FOR A LOW VOLUME or fairly standard requirement
Low enough that the cost of the Paas solution from software publishers falls below the higher integration cost of the generalist Paas solution, or even the Open Source OCR solution.
FOR HIGH VOLUME or very specific needs
High enough that the cost of the software package Paas solution is higher than the integration cost of the general purpose Paas solution and the Open Source OCR solution.
In summary, the choice between an open source solution, a general-purpose Paas platform service or a Paas platform service from business software publishers can be summarised as a « make or buy ».
Open source solutions have a low entry cost but require a significant integration effort on the part of the company, and the maintenance and operation of the solution is completely at the company’s expense. In our opinion, this approach can be justified for very specific needs or large volumes that allow the investment costs to be amortised.
The Paas services of software publishers such as SAP, on the other hand, have a much higher cost per use but are turnkey solutions that require little integration effort on the part of the company as well as little maintenance and operating effort because these are taken care of by the service provider. These services are relevant when one or more of the following criteria are met: need to implement the solution quickly, moderate volumes, fairly standard use cases covered by the platform.

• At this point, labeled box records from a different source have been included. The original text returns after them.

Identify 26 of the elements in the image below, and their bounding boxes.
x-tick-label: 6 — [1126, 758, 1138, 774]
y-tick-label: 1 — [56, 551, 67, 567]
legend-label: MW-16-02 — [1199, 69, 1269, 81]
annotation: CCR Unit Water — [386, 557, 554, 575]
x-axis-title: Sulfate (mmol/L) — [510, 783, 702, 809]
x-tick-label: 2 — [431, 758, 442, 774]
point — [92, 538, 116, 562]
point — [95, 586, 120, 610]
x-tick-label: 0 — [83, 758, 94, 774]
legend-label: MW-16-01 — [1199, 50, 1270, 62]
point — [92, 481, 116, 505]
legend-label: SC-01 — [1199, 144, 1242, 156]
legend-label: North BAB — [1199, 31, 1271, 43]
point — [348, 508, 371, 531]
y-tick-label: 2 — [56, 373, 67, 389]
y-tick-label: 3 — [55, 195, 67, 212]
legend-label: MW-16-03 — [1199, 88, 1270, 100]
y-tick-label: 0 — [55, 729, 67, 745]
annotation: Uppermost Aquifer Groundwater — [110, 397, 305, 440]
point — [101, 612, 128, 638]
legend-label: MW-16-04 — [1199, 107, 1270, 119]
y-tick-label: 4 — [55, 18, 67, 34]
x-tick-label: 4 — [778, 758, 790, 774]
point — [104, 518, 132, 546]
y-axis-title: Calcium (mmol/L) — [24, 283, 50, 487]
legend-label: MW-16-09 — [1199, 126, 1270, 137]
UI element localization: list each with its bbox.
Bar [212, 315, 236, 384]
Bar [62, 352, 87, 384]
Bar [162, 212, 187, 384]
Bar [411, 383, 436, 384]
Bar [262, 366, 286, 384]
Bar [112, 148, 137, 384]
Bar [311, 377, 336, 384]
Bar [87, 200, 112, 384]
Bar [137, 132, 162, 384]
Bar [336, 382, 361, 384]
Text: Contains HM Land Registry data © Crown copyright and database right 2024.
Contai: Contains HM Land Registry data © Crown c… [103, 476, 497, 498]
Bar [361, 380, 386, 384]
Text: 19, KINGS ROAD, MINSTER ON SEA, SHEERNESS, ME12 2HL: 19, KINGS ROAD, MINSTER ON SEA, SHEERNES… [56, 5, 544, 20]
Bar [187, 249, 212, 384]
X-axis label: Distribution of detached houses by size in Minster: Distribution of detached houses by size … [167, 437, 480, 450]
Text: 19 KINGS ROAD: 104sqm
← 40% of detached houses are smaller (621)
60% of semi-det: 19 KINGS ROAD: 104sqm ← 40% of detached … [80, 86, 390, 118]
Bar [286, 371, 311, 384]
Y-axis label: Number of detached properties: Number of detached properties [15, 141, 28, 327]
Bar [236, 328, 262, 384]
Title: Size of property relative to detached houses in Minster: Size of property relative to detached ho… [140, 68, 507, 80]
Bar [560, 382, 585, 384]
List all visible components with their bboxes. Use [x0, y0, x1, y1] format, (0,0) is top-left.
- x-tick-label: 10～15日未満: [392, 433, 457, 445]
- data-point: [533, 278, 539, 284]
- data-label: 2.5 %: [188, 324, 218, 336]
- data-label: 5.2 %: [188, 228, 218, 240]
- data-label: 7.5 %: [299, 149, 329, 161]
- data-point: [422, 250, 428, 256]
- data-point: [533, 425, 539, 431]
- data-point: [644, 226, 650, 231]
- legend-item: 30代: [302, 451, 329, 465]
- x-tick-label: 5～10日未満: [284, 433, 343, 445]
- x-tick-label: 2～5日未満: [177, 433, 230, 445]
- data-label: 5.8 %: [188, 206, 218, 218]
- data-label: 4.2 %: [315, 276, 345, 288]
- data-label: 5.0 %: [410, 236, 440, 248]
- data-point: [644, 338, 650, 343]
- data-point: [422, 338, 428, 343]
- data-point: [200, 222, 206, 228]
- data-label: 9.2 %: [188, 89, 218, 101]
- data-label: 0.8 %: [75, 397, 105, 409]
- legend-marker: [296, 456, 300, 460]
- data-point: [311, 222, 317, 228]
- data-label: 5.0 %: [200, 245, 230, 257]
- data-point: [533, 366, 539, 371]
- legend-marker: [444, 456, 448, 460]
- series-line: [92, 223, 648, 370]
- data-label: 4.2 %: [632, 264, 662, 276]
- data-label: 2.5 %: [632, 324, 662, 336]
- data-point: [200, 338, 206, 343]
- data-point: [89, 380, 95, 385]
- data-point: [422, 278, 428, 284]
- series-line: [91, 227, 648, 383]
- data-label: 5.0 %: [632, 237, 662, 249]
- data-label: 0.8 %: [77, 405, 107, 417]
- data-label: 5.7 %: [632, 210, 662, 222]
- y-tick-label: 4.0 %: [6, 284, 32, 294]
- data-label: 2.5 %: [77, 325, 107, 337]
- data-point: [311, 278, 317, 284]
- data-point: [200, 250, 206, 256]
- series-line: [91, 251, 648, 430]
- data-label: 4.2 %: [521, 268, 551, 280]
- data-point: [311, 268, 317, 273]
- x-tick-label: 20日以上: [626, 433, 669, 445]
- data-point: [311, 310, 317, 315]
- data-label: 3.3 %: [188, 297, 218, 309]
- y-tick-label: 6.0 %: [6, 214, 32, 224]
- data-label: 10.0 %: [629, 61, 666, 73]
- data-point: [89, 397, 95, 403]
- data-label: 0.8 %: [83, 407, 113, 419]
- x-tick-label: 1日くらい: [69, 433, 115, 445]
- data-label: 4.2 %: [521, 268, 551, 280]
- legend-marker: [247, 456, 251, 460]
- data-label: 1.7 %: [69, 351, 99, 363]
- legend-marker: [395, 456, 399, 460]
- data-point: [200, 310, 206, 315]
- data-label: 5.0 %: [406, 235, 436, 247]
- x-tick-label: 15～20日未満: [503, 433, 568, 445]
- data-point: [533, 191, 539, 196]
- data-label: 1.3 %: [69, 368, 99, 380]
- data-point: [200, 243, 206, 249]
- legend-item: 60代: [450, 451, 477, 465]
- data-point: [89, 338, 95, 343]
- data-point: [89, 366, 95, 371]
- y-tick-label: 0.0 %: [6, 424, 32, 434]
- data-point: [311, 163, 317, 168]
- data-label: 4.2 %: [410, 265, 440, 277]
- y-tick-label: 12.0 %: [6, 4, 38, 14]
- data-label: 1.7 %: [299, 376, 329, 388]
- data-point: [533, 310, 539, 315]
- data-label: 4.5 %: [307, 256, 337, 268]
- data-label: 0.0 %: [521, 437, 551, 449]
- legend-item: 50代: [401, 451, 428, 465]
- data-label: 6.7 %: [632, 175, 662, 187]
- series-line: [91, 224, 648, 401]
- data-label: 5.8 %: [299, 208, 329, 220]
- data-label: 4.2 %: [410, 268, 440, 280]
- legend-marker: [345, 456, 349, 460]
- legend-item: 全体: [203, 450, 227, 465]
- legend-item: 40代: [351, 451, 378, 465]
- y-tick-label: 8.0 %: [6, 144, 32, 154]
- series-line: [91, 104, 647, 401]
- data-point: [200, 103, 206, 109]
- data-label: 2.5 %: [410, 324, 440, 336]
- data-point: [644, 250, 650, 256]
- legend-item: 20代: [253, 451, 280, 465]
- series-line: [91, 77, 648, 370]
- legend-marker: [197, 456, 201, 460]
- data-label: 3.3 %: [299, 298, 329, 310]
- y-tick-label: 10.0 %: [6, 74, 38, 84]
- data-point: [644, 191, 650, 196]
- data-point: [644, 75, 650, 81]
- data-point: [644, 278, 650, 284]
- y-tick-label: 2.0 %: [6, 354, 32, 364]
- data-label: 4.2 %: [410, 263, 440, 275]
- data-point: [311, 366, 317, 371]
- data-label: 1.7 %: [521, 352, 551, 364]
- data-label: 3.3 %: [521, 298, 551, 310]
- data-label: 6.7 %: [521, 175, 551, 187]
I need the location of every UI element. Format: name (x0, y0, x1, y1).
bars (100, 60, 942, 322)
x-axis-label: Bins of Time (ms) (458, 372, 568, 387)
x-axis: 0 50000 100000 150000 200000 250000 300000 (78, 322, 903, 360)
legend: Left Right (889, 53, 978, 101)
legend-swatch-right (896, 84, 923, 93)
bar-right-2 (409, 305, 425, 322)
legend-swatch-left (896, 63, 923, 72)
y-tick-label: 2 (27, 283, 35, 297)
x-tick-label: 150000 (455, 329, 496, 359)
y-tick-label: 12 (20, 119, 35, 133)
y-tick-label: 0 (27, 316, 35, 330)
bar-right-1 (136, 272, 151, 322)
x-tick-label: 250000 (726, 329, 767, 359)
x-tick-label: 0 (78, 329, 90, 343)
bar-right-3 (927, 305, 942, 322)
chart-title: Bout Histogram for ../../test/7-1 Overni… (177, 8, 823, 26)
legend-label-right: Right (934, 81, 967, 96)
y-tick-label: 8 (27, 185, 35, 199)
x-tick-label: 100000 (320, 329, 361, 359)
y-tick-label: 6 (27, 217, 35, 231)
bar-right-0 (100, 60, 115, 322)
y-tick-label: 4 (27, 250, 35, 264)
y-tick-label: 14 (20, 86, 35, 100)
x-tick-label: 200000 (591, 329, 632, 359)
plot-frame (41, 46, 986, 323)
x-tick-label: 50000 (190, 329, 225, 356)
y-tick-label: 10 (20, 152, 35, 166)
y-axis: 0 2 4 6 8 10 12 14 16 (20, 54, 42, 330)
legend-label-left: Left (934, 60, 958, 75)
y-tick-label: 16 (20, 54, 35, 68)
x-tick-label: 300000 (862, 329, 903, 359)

The PaaS services of generalist publishers fall between the two; they allow the company to be relieved of the raw recognition component for a fairly moderate cost per use. On the other hand, the company will have to invest in an integration effort to deal with the semantic analysis dimension (via developments or possibly by using additional services offered by the SaaS platforms). This approach is often a good compromise because it allows the company to benefit from the scale effect and robustness of the PaaS services of generalists and to concentrate on its specific component, which is generally semantic analysis.